L.A. Superintendent Proposes Shortening School Year
The head of the Los Angeles Unified School District proposed shortening the school year by six days in an effort to minimize layoffs as part of a looming budget deficit.
The move would save the nation's second-largest school system a projected $90 million and an estimated 5,000 jobs, Superintendent Ramon Cortines said Friday in a news release.
The state budget for the 2009-2010 fiscal year allowed districts to reduce the school year by five days. The proposed sixth day would be a student-free workday.
Cortines conceded the move would be drastic but said the alternative could be bankruptcy for the district.
"Do I think (this) is good education policy? No," he said. "But we are in a real crisis."
The district is facing a projected $640 million deficit for the 2010-2011 school year.
Cortines had repeatedly said that he did not want to shorten the school year. This is the first time in recent history that a Los Angeles school superintendent has made such a suggestion.
Leaders of United Teachers Los Angeles would have to agree to the move. Nonunion employees, including senior district staff, have been ordered to take four furlough days by May, and Cortines criticized groups that have not been willing to make concessions.
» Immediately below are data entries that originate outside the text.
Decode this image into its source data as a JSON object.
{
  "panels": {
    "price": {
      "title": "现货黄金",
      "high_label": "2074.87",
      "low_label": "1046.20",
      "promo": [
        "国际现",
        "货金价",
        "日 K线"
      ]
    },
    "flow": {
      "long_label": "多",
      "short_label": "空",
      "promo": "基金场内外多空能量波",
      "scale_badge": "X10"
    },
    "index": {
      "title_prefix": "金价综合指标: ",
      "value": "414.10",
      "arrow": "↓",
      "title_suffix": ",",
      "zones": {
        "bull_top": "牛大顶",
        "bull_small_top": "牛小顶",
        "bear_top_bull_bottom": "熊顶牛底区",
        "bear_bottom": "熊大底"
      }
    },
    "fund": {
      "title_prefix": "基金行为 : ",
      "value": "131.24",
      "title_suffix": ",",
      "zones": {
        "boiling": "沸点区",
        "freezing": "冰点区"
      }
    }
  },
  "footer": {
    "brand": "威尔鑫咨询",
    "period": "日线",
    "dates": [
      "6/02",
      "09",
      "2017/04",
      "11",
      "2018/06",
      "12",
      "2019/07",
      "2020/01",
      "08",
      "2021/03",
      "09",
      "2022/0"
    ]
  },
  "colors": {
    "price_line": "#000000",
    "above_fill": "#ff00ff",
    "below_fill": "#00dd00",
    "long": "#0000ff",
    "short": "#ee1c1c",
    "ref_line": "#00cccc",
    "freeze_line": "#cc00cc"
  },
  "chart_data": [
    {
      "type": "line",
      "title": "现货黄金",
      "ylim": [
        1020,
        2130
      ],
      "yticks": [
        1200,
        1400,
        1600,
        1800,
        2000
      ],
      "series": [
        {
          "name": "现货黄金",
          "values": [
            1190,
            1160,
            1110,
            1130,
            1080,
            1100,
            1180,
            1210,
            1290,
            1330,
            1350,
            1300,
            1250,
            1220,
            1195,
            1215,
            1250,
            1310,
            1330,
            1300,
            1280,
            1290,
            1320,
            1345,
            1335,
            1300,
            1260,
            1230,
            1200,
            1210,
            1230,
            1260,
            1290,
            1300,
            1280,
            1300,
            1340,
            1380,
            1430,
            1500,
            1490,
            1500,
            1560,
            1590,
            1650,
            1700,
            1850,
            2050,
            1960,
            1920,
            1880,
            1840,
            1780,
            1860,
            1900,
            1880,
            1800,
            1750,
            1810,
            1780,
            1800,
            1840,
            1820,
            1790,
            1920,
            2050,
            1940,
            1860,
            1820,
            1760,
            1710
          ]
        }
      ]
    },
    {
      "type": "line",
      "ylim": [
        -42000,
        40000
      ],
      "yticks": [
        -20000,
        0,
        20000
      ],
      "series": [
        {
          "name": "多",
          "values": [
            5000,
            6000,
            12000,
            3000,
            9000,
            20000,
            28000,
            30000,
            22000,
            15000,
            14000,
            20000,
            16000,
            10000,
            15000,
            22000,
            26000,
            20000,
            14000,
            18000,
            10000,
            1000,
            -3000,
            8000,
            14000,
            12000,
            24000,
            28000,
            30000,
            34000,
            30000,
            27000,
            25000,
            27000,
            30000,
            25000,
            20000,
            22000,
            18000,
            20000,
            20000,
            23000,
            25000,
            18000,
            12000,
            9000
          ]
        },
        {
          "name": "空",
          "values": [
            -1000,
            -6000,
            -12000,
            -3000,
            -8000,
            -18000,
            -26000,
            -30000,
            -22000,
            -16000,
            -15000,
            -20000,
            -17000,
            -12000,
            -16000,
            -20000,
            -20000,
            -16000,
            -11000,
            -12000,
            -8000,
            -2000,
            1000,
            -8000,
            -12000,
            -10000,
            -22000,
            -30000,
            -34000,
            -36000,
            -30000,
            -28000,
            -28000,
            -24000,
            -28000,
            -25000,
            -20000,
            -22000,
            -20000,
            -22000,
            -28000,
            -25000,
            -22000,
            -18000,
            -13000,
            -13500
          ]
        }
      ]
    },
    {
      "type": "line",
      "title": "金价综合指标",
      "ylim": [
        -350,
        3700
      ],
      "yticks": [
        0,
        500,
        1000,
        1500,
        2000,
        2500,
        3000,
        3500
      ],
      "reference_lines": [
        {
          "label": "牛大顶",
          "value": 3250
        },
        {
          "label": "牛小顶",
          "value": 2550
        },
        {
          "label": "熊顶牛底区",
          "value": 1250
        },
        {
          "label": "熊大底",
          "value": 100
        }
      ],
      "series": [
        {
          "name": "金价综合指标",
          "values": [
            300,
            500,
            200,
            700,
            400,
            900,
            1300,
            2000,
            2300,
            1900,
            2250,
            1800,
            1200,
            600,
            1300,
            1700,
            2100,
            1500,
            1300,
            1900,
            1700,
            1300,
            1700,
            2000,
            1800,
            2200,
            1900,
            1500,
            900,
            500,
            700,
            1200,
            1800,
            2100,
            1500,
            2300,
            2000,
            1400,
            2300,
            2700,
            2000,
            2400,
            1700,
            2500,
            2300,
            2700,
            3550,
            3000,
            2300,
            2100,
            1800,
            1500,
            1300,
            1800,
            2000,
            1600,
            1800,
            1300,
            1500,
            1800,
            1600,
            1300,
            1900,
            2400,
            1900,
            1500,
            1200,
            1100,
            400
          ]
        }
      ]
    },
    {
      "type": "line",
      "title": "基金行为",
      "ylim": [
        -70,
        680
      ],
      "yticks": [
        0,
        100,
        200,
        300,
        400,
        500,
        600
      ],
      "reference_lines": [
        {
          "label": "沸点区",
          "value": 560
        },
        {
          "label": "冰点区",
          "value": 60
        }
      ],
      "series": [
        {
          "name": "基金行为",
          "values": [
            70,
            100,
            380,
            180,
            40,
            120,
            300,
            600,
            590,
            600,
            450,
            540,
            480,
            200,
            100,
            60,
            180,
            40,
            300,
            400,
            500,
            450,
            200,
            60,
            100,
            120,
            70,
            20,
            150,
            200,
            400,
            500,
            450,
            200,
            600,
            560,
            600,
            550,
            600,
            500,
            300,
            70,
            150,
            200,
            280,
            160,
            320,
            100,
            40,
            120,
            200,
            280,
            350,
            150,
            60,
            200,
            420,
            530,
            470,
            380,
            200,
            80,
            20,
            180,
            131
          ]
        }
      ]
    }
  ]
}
In December, Cortines said other budget cuts for the next school year could come from slashing arts programs by 50 percent, downsizing the eight district administrative offices to four, making administrative employees pay for parking, consolidating schools with fewer than 400 students, increasing K-3 classes from 24 pupils per teacher to 29, and delaying adoption of new textbooks by a year.
The proposed cuts for the 2010-11 school year come on the heels of 2,000 layoffs this academic year due to shrinking state revenue.